Canovas declared in the Congress that “he was very anxious that the Great Antilles should elect its own representatives, so that its voice could be heard in the national Congress”; but, unfortunately, the statesman did nothing to promote such an advisable course, and the leaders of the political groups held to the power which they gained from the patronage of the colonial posts.
Canovas, who now called himself the “Liberal-Conservative,” in his fear that his Liberal rival should gain more partisans than himself, went on to say that “the Government recognizes the necessity of introducing great reforms in the administrative and financial affairs of the island of Cuba, for the political posts ought to be filled by the sons of the colony”; and he ended by saying: “When the triumph of our arms is an accomplished fact, and when the rebellion is suppressed, these reforms will be realized in a wide and generous spirit.”
But unfortunately the triumph of the Spanish arms could not be accomplished, for they were led against insuperable difficulties, and it was an injustice of the mother-country to expect that her forces could prove victorious against the forces of a continent like that of America.
It required a strong hand to save the Spanish Court from the overbearing of one whose father had adopted revolutionary ideas.
It was the Duke of Seville, the eldest son of the late Don Enrique, who, when in command of the Guard at the palace, entered the antechamber of Maria Cristina’s apartments one day, and demanded an interview. The Gentleman-in-Waiting said that Her Majesty had just returned tired from a walk, and had given orders that she could not receive anybody. But the Duke insisted, uttering disrespectful remarks as to what he could do if he were driven to desperation.
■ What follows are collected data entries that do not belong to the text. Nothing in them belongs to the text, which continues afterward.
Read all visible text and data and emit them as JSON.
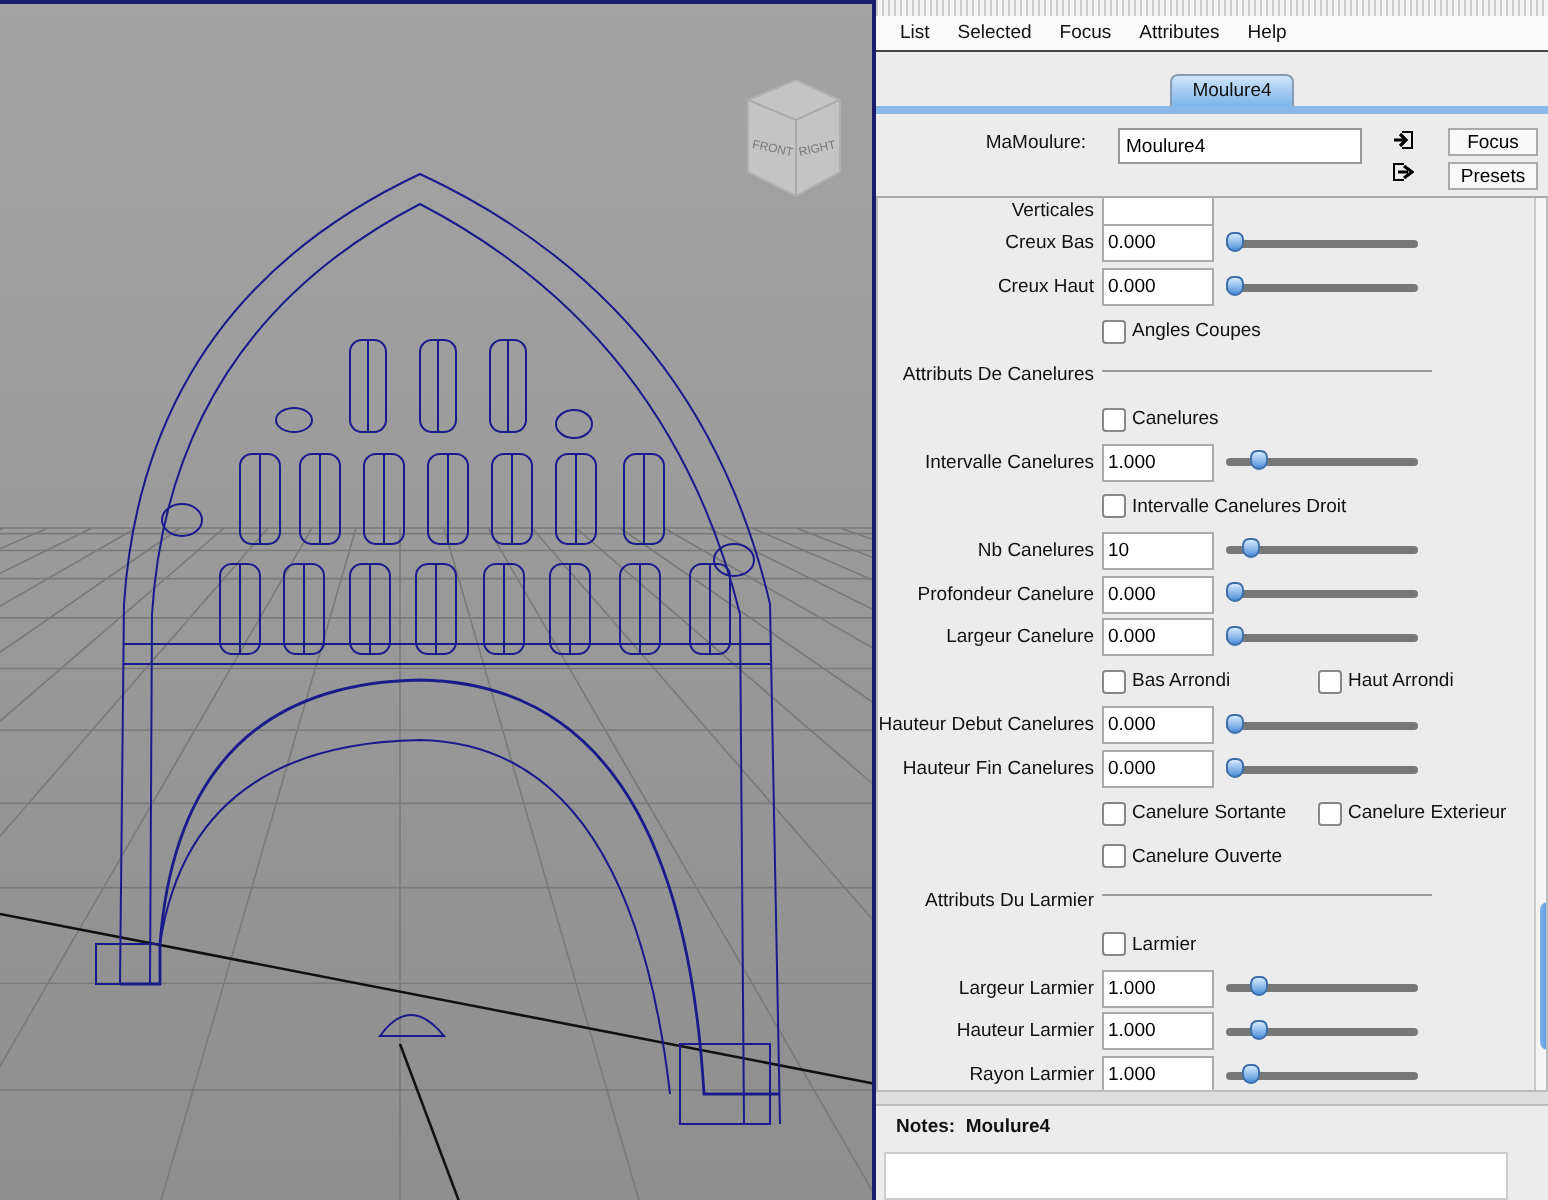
{
  "viewport": {
    "view_cube": [
      "FRONT",
      "RIGHT"
    ]
  },
  "menu": [
    "List",
    "Selected",
    "Focus",
    "Attributes",
    "Help"
  ],
  "tabs": [
    {
      "label": "Moulure4",
      "selected": true
    }
  ],
  "name_field": {
    "label": "MaMoulure:",
    "value": "Moulure4"
  },
  "buttons": [
    "Focus",
    "Presets"
  ],
  "attributes": [
    {
      "kind": "partial",
      "label": "Verticales"
    },
    {
      "kind": "slider",
      "label": "Creux Bas",
      "value": "0.000",
      "level": 0
    },
    {
      "kind": "slider",
      "label": "Creux Haut",
      "value": "0.000",
      "level": 0
    },
    {
      "kind": "checks",
      "items": [
        {
          "label": "Angles Coupes",
          "checked": false
        }
      ]
    },
    {
      "kind": "section",
      "label": "Attributs De Canelures"
    },
    {
      "kind": "checks",
      "items": [
        {
          "label": "Canelures",
          "checked": false
        }
      ]
    },
    {
      "kind": "slider",
      "label": "Intervalle Canelures",
      "value": "1.000",
      "level": 0.14
    },
    {
      "kind": "checks",
      "items": [
        {
          "label": "Intervalle Canelures Droit",
          "checked": false
        }
      ]
    },
    {
      "kind": "slider",
      "label": "Nb Canelures",
      "value": "10",
      "level": 0.09
    },
    {
      "kind": "slider",
      "label": "Profondeur Canelure",
      "value": "0.000",
      "level": 0
    },
    {
      "kind": "slider",
      "label": "Largeur Canelure",
      "value": "0.000",
      "level": 0
    },
    {
      "kind": "checks",
      "items": [
        {
          "label": "Bas Arrondi",
          "checked": false
        },
        {
          "label": "Haut Arrondi",
          "checked": false
        }
      ]
    },
    {
      "kind": "slider",
      "label": "Hauteur Debut Canelures",
      "value": "0.000",
      "level": 0
    },
    {
      "kind": "slider",
      "label": "Hauteur Fin Canelures",
      "value": "0.000",
      "level": 0
    },
    {
      "kind": "checks",
      "items": [
        {
          "label": "Canelure Sortante",
          "checked": false
        },
        {
          "label": "Canelure Exterieur",
          "checked": false
        }
      ]
    },
    {
      "kind": "checks",
      "items": [
        {
          "label": "Canelure Ouverte",
          "checked": false
        }
      ]
    },
    {
      "kind": "section",
      "label": "Attributs Du Larmier"
    },
    {
      "kind": "checks",
      "items": [
        {
          "label": "Larmier",
          "checked": false
        }
      ]
    },
    {
      "kind": "slider",
      "label": "Largeur Larmier",
      "value": "1.000",
      "level": 0.14
    },
    {
      "kind": "slider",
      "label": "Hauteur Larmier",
      "value": "1.000",
      "level": 0.14
    },
    {
      "kind": "slider",
      "label": "Rayon Larmier",
      "value": "1.000",
      "level": 0.09
    }
  ],
  "notes": {
    "label": "Notes:",
    "title": "Moulure4"
  }
}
These words were repeated to the Captain-General, who commanded the division to which the Duke of Seville belonged, and he was summoned before a court-martial.
The Minister of War made a speech, in which he said: “When the whole nation vies in showing respect and sympathy to a lady who claims protection in her dignity and her misfortunes as a widow, it is deplorable when a person of the family of the Bourbons shows such disrespect, which has such a bad effect on all, and which can only be explained as a momentary aberration of reason.”